I somewhat disagree with your post. I think you may be overreacting a bit.

"Why would Malia's doctor tell the Obamas to toss out the processed foods if he didn't think there was a causal relationship between these foods and Malia's increase in weight?"

Because juice boxes, processed foods, and sweets shouldn't really be a part of any 10 year old's diet.

I agree that we should stress the importance of fresh, local food for many reasons. I also think that the Obamas were correct to consult the doctor and cut those items out of their daughter's diet. JMO

Elyse said...

You're right: local, organic foods do taste better, first and foremost. It's an added bonus that many of them have to be healthy. If we focused on eating these great foods, I think the "health" aspect might just fall into place!

Laura Rebecca said...

Thank you for your comments, ladies!

Liz, I respect your opinion and agree with you that reducing refined sugars & grains in all diets (and by "diet" I mean "what people eat," not a "lose weight" diet) is a good idea.

But my problem with the above quote is that the Obamas, in consultation with their pediatrician, reduced those things in Malia's diet because she was "getting chubby," something that the pediatrician "really monitors."

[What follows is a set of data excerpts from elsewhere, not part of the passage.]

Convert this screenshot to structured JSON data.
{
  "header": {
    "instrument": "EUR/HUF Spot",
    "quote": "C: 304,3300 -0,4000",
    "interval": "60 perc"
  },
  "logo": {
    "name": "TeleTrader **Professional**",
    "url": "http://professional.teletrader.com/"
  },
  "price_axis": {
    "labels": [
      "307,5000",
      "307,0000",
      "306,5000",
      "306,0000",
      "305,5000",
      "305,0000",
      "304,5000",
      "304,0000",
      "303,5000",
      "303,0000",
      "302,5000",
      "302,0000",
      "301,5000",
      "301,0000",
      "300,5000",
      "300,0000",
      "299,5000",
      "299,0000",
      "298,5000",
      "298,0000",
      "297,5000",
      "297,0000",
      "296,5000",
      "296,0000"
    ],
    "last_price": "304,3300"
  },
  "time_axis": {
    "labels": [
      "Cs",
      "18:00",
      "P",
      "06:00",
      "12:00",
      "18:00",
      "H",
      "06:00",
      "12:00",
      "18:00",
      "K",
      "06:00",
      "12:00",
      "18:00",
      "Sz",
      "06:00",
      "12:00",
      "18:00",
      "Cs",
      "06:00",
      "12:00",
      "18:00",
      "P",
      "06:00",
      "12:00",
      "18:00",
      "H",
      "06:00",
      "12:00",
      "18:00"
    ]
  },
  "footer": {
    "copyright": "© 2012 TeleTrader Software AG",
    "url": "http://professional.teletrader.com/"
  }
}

The weight gain was the motivating factor in changing the diet, not that sweets and processed foods should be a "sometimes food". It's a meme -- associating one's weight with their physical health -- that I have lost all patience with.

Anonymous said...

I agree with this post. What I always find funny is that people equate organic and local with being some sort of amazing weight loss health food. it is much healthier, without all the processing and god knows what is in the other stuff, and that certainly has its benefits for your health. I eat almost completely local and organic, and I swear there is nothing "diet food" about the stuff that I bake. Sure, I am not using processed sugars and i am incorporating whole grains whatnot, but you aren't going to lose your gasp chubby figure by eating organic or local.
Now, if people were to focus on the actual health benefits of eating local and organic, that would really be something. I have an auto immune disorder that has improved substantially by going the organic route.
However, kudos to Michelle Obama for at least addressing the issue and opening it up for conversation/awareness.

Deborah Eley De Bono said...

That is a bit scary thinking an eight-year-old was a bit chubby and needed help. I do agree there are some younger kids with horrible eating habits that are not so much overweight but under exercised but a bit chubby should not be a red-flag for parents to put them on a diet.

Lisa said...
This comment has been removed by the author.
Laura Rebecca said...

Thanks for your comment Lisa.

I *do* have kids. But, whether I do nor not does not dictate my being "right" or "wrong" about this -- it's simply my opinion.

I do believe that everyone should be eating fresher, unrefined. But, I don't believe that BMI or physical weight is directly correlated to health issues/problems. Here are some reasons why. Also, here's an interesting post called The BMI Project that challenges the standards set by BMI.

Nor do I believe that one's weight(as outlined by the Obama's pediatrician) is the REASON we should avoid processed foods.

Anonymous said...

I have to diagree with this. I DO think we have to instill a greatly different attitude towards food in our children because, yes, childhood obesity most definitely is caused by unhealthy eating and activity behavior. Genetics has little to do with it; it controls WHERE the fat goes, but certainly not how much.